Similar bills have been introduced in past legislative sessions but haven’t gotten very far.
“It has had trouble getting out of House, Energy and Natural Resources Committee,” said Mary Katherine Ray, of the Rio Grande Chapter of the Sierra Club, which is part of a coalition of groups that make up Trap Free New Mexico.
“We’re very hopeful that with the changes in the administration and the Legislature that it will be a much more wildlife-friendly committee than it has been in the past.”
Clark found Roxy about eight years ago when he was working for a coal reclamation program in the Four Corners area.
“I was headed out to one of the mines, and there was this little puppy out on the highway. She was all by herself in the middle of the road,” he said.

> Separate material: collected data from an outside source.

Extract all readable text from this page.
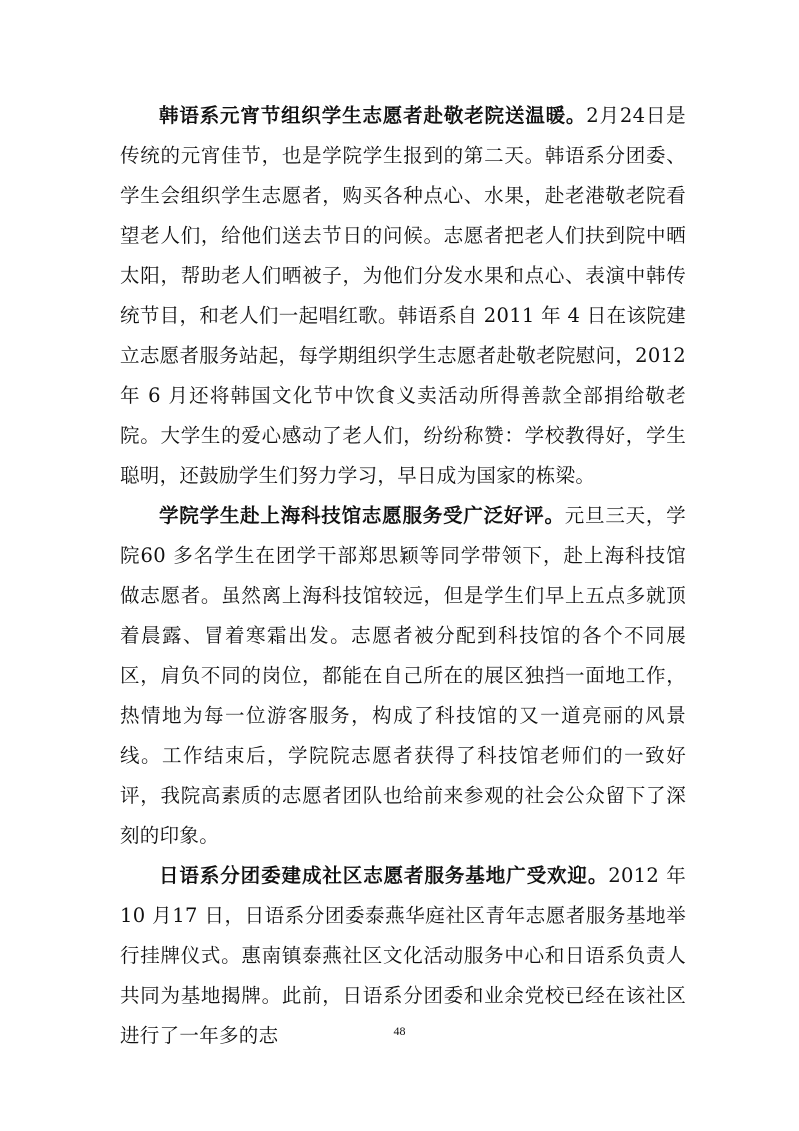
韩语系元宵节组织学生志愿者赴敬老院送温暖。2月24日是传统的元宵佳节，也是学院学生报到的第二天。韩语系分团委、学生会组织学生志愿者，购买各种点心、水果，赴老港敬老院看望老人们，给他们送去节日的问候。志愿者把老人们扶到院中晒太阳，帮助老人们晒被子，为他们分发水果和点心、表演中韩传统节目，和老人们一起唱红歌。韩语系自 2011 年 4 日在该院建立志愿者服务站起，每学期组织学生志愿者赴敬老院慰问，2012 年 6 月还将韩国文化节中饮食义卖活动所得善款全部捐给敬老院。大学生的爱心感动了老人们，纷纷称赞：学校教得好，学生聪明，还鼓励学生们努力学习，早日成为国家的栋梁。

学院学生赴上海科技馆志愿服务受广泛好评。元旦三天，学院60 多名学生在团学干部郑思颖等同学带领下，赴上海科技馆做志愿者。虽然离上海科技馆较远，但是学生们早上五点多就顶着晨露、冒着寒霜出发。志愿者被分配到科技馆的各个不同展区，肩负不同的岗位，都能在自己所在的展区独挡一面地工作，热情地为每一位游客服务，构成了科技馆的又一道亮丽的风景线。工作结束后，学院院志愿者获得了科技馆老师们的一致好评，我院高素质的志愿者团队也给前来参观的社会公众留下了深刻的印象。

日语系分团委建成社区志愿者服务基地广受欢迎。2012 年 10 月17 日，日语系分团委泰燕华庭社区青年志愿者服务基地举行挂牌仪式。惠南镇泰燕社区文化活动服务中心和日语系负责人共同为基地揭牌。此前，日语系分团委和业余党校已经在该社区进行了一年多的志	48
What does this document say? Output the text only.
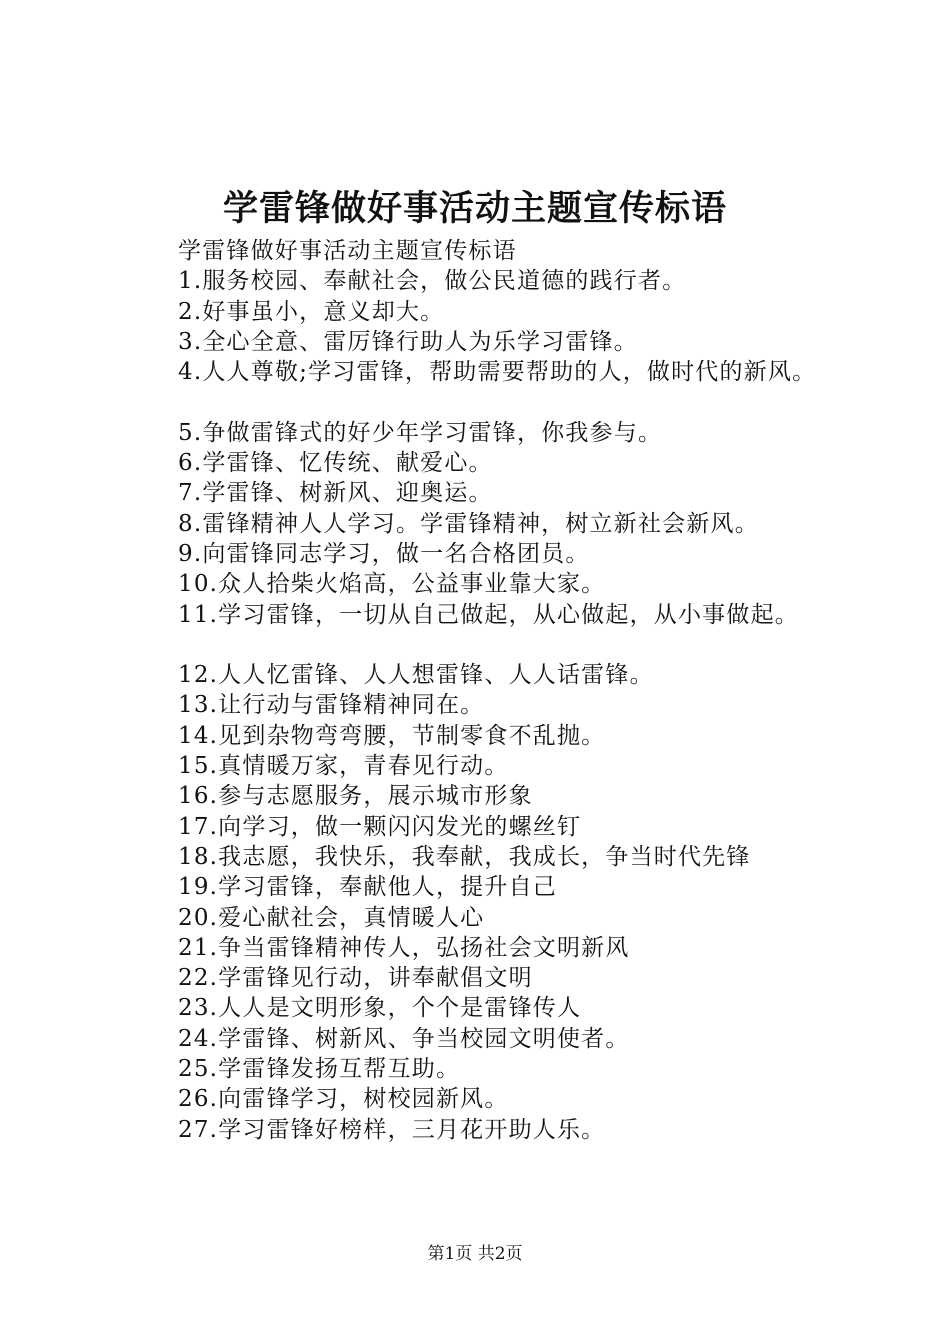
学雷锋做好事活动主题宣传标语
学雷锋做好事活动主题宣传标语
1.服务校园、奉献社会，做公民道德的践行者。
2.好事虽小，意义却大。
3.全心全意、雷厉锋行助人为乐学习雷锋。
4.人人尊敬;学习雷锋，帮助需要帮助的人，做时代的新风。
5.争做雷锋式的好少年学习雷锋，你我参与。
6.学雷锋、忆传统、献爱心。
7.学雷锋、树新风、迎奥运。
8.雷锋精神人人学习。学雷锋精神，树立新社会新风。
9.向雷锋同志学习，做一名合格团员。
10.众人拾柴火焰高，公益事业靠大家。
11.学习雷锋，一切从自己做起，从心做起，从小事做起。
12.人人忆雷锋、人人想雷锋、人人话雷锋。
13.让行动与雷锋精神同在。
14.见到杂物弯弯腰，节制零食不乱抛。
15.真情暖万家，青春见行动。
16.参与志愿服务，展示城市形象
17.向学习，做一颗闪闪发光的螺丝钉
18.我志愿，我快乐，我奉献，我成长，争当时代先锋
19.学习雷锋，奉献他人，提升自己
20.爱心献社会，真情暖人心
21.争当雷锋精神传人，弘扬社会文明新风
22.学雷锋见行动，讲奉献倡文明
23.人人是文明形象，个个是雷锋传人
24.学雷锋、树新风、争当校园文明使者。
25.学雷锋发扬互帮互助。
26.向雷锋学习，树校园新风。
27.学习雷锋好榜样，三月花开助人乐。
第1页 共2页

On Nov. 25, Clark was walking Roxy on a trail at the federal Bureau of Land Management’s Santa Cruz Lake Recreation Area near Española. “We’ve been walking dogs on that trail for 20 years,” he said of the two-mile hike down to Rio del Medio and back.
Clark and Roxy, who was off her leash, were almost finished when he heard a strange sound behind him. He turned to see Roxy caught in a neck snare.
To make matters worse, when Clark finally freed Roxy from the snare and was carrying her back to where he left his car, a bobcat that was caught in another trap, a leg-hold type, lashed out at him.
“That was a bad day,” he said. “I wouldn’t want to see anyone go through the pain that I did.”
The incident occurred on BLM land that Clark said was off-limits to trapping. He suspects the same trapper who snared Roxy also set the trap that caught the bobcat.
Clark said it’s his understanding the bobcat was put down by Game and Fish officials.
The Sierra Club’s Ray said that a change in state trapping law would apply to BLM sites. The state Game and Fish Department is in charge of wildlife “no matter where it is,” she said.
Sgt. Ben Otero of New Mexico Game and Fish did not return a phone message from the Journal Tuesday. The department issues trapping licenses for $20 apiece.
A call to the BLM’s chief communications director was met with a recorded message that states she will not be able to respond to messages due to the partial shutdown of the federal government.
Any bill to restrict trapping can expect opposition from the New Mexico Trappers Association, which states on its website that part of its purpose is “to oppose any proposed legislation which would impose unreasonable restrictions on the taking of furbearing or predator animals, or the sale of their pelts; to demand the revision or repeal of any existing law or regulation of the same nature.”
Efforts to reach someone with the NMTA for comment on Tuesday were unsuccessful.
According to its website, the NMTA works to promote the wise use of renewable fur resources and “educating the public as to the necessity of trapping and harvesting fur-bearing populations.” It also educates and trains youths and others about trapping for “sport, economic gain, or protection of livestock and other property.”
NMTA says that trapping is part of New Mexico’s rich heritage and that for some families trapping is a way of life and a sole source of income.
Newly elected Land Commissioner Stephanie Garcia Richard is pledging to remove what she said are outdated and dangerous devices from state trust lands.
“New Mexico’s future depends on healthy lands and sustainable ecosystems. Traps and snares on public land are dangerous, inhumane, environmentally destructive, and they have no place in a 21st Century economy,” Garcia Richard said in the news release from anti-trapping and other groups that announced the grim death of Roxy the dog.
Ray said she understands that traps can serve a good purpose in cases where a mountain lion poses a threat, or an endangered species needs protection.
“So there are a lot of exceptions,” she said. “But what we don’t want is the indiscriminate setting of traps. We promote our public lands and our outdoor spaces to people from other states and the time has come to stop putting people and their animals at risk.”